MANCHESTER, United Kingdom — A UK court has ruled children are unable to consent to taking drugs to change gender, in a landmark case welcomed by Catholic doctors and a bishop.
Three judges at the High Court in London ruled Dec. 1 that drugs known as puberty blockers must not be given to children under 16 without permission from a court to confirm that such therapies were in the child’s “best interests.”
They said that a court judgment should also be sought if there was any doubt that patients up to the age of 17 years were not fully aware of the consequences.
The 19-page ruling makes doctors who act without such judgments legally liable for expensive clinical negligence claims from former patients.
Bishop Philip Egan of Portsmouth described the judgment as “a ray of common sense.”
“As Christians, we believe that God creates people as male and female,” he said in a Dec. 4 statement sent by email to Catholic News Service. “This is why gender dysphoria is a condition that needs to be addressed first and foremost by spiritual and psychological therapies, with real love and emotional support for the individual concerned, rather than leaping to surgical and hormonal interventions.”
He said: “The primary aim of therapy should not be to help people physically change their sex, but to assure them that they are loving and loveable human beings and to help them find their true identity.”
Dr. Dermot Kearney, president of the Catholic Medical Association, said in a Dec. 4 email to CNS that the ruling acknowledged “there are unknown potential dangers associated with such interventions that may cause lasting damage to children, both in childhood and in later years.”
“People with gender dysphoria need understanding and help,” he said. “There is no evidence, however, that interventions that reinforce or affirm a preferred gender rather than the gender genetically and biologically determined are helpful or indeed safe.
“The evidence suggests that preferred gender-affirming interventions do not reduce levels of depression, substance abuse, self-harm and suicide among those affected by this illness,” Kearney said.
He said the current preferred approach “using pharmacological and highly invasive surgical strategies to deal with a complex psychiatric condition may represent bad medicine.”
The ruling followed a case brought by Keira Bell against London-based Tavistock and Portman NHS Foundation Trust, which runs the UK’s most prominent sex-change service for children, and by the mother of a 15-year-old autistic girl who is on a waiting list for treatment.
Bell, 23, began taking puberty blockers at the age of 16 when she sought to become a man.
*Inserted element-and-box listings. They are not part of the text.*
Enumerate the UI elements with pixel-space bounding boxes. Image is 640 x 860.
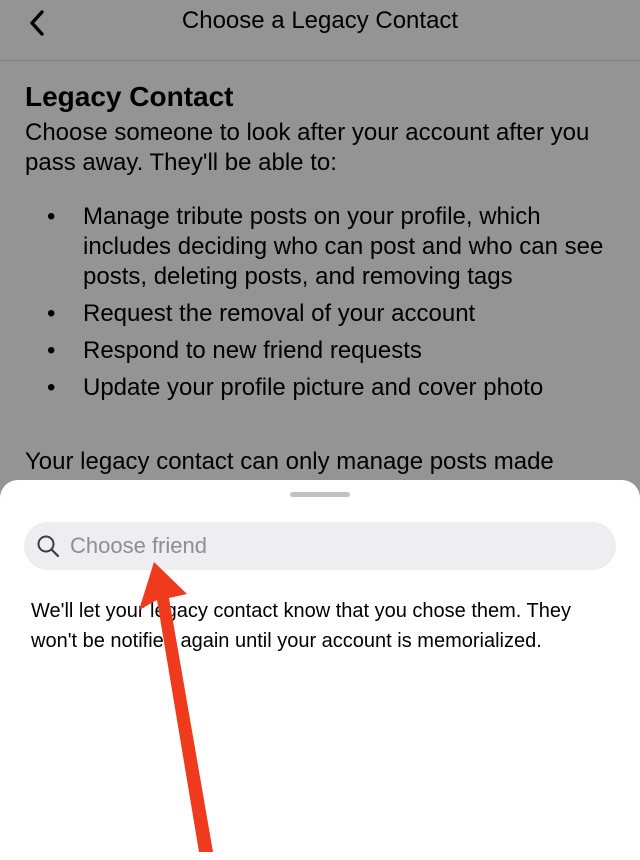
- bottom-sheet: We'll let your legacy contact know that …: [0, 480, 640, 860]
- search-field[interactable]: [24, 522, 616, 570]
- search-input[interactable]: [70, 522, 590, 570]
- notification-note: We'll let your legacy contact know that …: [31, 600, 572, 652]
- sheet-grabber-handle[interactable]: [290, 492, 350, 497]
- search-icon: [37, 535, 60, 558]
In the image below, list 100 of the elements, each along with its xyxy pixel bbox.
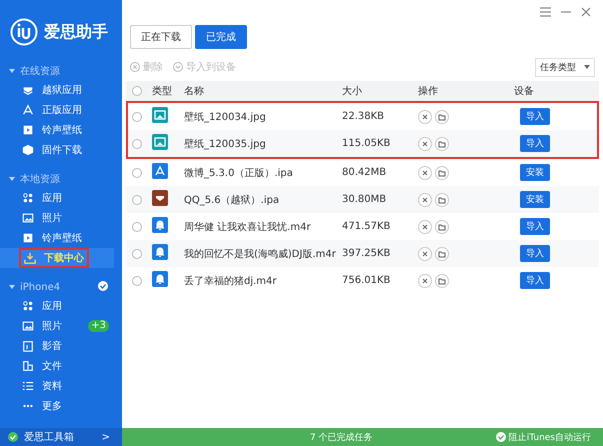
bell-icon (152, 271, 168, 287)
bell-icon (152, 217, 168, 233)
file-row[interactable]: 周华健 让我欢喜让我忧.m4r 471.57KB 导入 (126, 213, 599, 240)
picture-icon (22, 320, 34, 332)
action-button[interactable]: 导入 (520, 218, 550, 235)
sidebar-item[interactable]: 越狱应用 (0, 80, 114, 100)
column-header: 操作 (418, 85, 439, 98)
action-button[interactable]: 导入 (520, 272, 550, 289)
sidebar-item[interactable]: 铃声壁纸 (0, 228, 114, 248)
document-icon (22, 360, 34, 372)
file-name: 周华健 让我欢喜让我忧.m4r (184, 220, 312, 234)
play-square-icon (22, 124, 34, 136)
sidebar-item[interactable]: 固件下载 (0, 140, 114, 160)
caret-icon[interactable] (9, 284, 15, 290)
action-button[interactable]: 导入 (520, 135, 550, 152)
row-radio[interactable] (132, 194, 142, 204)
sidebar-item[interactable]: 下载中心 (0, 248, 114, 268)
file-size: 471.57KB (342, 221, 392, 232)
itunes-option-label[interactable]: 阻止iTunes自动运行 (508, 430, 591, 444)
caret-icon (584, 64, 590, 70)
letter-a-icon (152, 163, 168, 179)
folder-icon[interactable] (435, 166, 449, 180)
sidebar-item[interactable]: 影音 (0, 336, 114, 356)
file-name: 我的回忆不是我(海鸣威)DJ版.m4r (184, 248, 337, 260)
caret-icon[interactable] (9, 68, 15, 74)
row-radio[interactable] (132, 248, 142, 258)
letter-a-icon (22, 104, 34, 116)
file-row[interactable]: 微博_5.3.0（正版）.ipa 80.42MB 安装 (126, 159, 599, 186)
chevron-icon: > (102, 432, 110, 442)
grid-icon (22, 192, 34, 204)
sidebar-item[interactable]: 应用 (0, 188, 114, 208)
row-radio[interactable] (132, 138, 142, 148)
close-icon[interactable] (418, 192, 432, 206)
file-row[interactable]: QQ_5.6（越狱）.ipa 30.80MB 安装 (126, 186, 599, 213)
file-row[interactable]: 我的回忆不是我(海鸣威)DJ版.m4r 397.25KB 导入 (126, 240, 599, 267)
close-icon[interactable] (418, 110, 432, 124)
close-icon (130, 62, 140, 72)
sidebar-item[interactable]: 更多 (0, 396, 114, 416)
toolbox-bar[interactable]: 爱思工具箱 > (0, 428, 122, 446)
file-name: 壁纸_120035.jpg (184, 138, 267, 150)
sidebar-item[interactable]: 资料 (0, 376, 114, 396)
sidebar-item[interactable]: 照片 (0, 208, 114, 228)
close-icon[interactable] (418, 166, 432, 180)
file-name: 微博_5.3.0（正版）.ipa (184, 166, 294, 180)
file-row[interactable]: 壁纸_120035.jpg 115.05KB 导入 (126, 130, 599, 159)
cube-icon (22, 144, 34, 156)
picture-icon (152, 107, 168, 123)
close-icon[interactable] (418, 246, 432, 260)
action-button[interactable]: 导入 (520, 108, 550, 125)
task-type-dropdown[interactable]: 任务类型 (535, 58, 595, 76)
column-header: 大小 (342, 84, 363, 98)
column-header: 名称 (184, 85, 205, 98)
file-row[interactable]: 丢了幸福的猪dj.m4r 756.01KB 导入 (126, 267, 599, 294)
close-icon[interactable] (418, 220, 432, 234)
close-icon[interactable] (418, 274, 432, 288)
folder-icon[interactable] (435, 246, 449, 260)
folder-icon[interactable] (435, 274, 449, 288)
sidebar-item[interactable]: 照片 +3 (0, 316, 114, 336)
task-count: 7 个已完成任务 (310, 432, 373, 444)
action-button[interactable]: 导入 (520, 245, 550, 262)
list-icon (22, 380, 34, 392)
row-radio[interactable] (132, 222, 142, 232)
sidebar-item[interactable]: 文件 (0, 356, 114, 376)
menu-icon[interactable] (540, 7, 551, 17)
folder-icon[interactable] (435, 192, 449, 206)
bell-icon (152, 244, 168, 260)
file-size: 22.38KB (342, 111, 386, 122)
sidebar-item[interactable]: 正版应用 (0, 100, 114, 120)
sidebar-item[interactable]: 铃声壁纸 (0, 120, 114, 140)
check-circle-icon (173, 62, 183, 72)
picture-icon (22, 212, 34, 224)
folder-icon[interactable] (435, 220, 449, 234)
folder-icon[interactable] (435, 110, 449, 124)
action-button[interactable]: 安装 (520, 191, 550, 208)
file-name: QQ_5.6（越狱）.ipa (184, 194, 280, 206)
tab[interactable]: 正在下载 (130, 25, 192, 49)
column-header: 设备 (514, 85, 535, 98)
file-size: 397.25KB (342, 248, 392, 259)
picture-icon (152, 134, 168, 150)
logo-icon (10, 18, 38, 46)
app-title: 爱思助手 (44, 22, 108, 42)
folder-icon[interactable] (435, 136, 449, 150)
section-header[interactable]: iPhone4 (20, 282, 60, 292)
select-all-radio[interactable] (132, 86, 142, 96)
section-header[interactable]: 在线资源 (20, 64, 60, 78)
row-radio[interactable] (132, 276, 142, 286)
row-radio[interactable] (132, 112, 142, 122)
file-name: 丢了幸福的猪dj.m4r (184, 274, 278, 288)
close-icon[interactable] (581, 7, 591, 17)
close-icon[interactable] (418, 136, 432, 150)
check-circle-icon (8, 432, 18, 442)
file-size: 30.80MB (342, 194, 388, 205)
section-header[interactable]: 本地资源 (20, 172, 60, 186)
tab[interactable]: 已完成 (195, 25, 247, 49)
sidebar-item[interactable]: 应用 (0, 296, 114, 316)
action-button[interactable]: 安装 (520, 164, 550, 181)
row-radio[interactable] (132, 168, 142, 178)
file-size: 756.01KB (342, 275, 392, 286)
caret-icon[interactable] (9, 176, 15, 182)
checkbox[interactable] (496, 432, 506, 442)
She was injected with testosterone beginning at age 17 and underwent a mastectomy at 20 before she decided to “de-transition,” only to find even the drug therapies had caused irreversible changes.
She argued that she had been unable to fully consent because of her age and alleged that there were insufficient safeguards to protect young people.
In their ruling, the judges said: “It is highly unlikely that a child aged 13 or under would be competent to give consent to the administration of puberty blockers.”
“It is doubtful that a child aged 14 or 15 could understand and weigh the long-term risks and consequences of the administration of puberty blockers.”
The trust has said it is “disappointed” by the judgment and would appeal to the UK Supreme Court to overturn it.
Gay rights groups in the UK have criticized the ruling, as well as Amnesty International and Liberty, a civil rights group.
“Young trans people should not have their access to health care restricted simply because they are trans,” Amnesty and Liberty said in a joint statement posted online Dec. 3.
“There must be no further curbs to the bodily autonomy and determination of any young person, particularly young trans people and anyone who wants to access gender-specific health care,” they said.
Paul Conrathe, Bell’s lawyer, said in a Dec. 3 statement that his client would “vigorously defend” any appeal.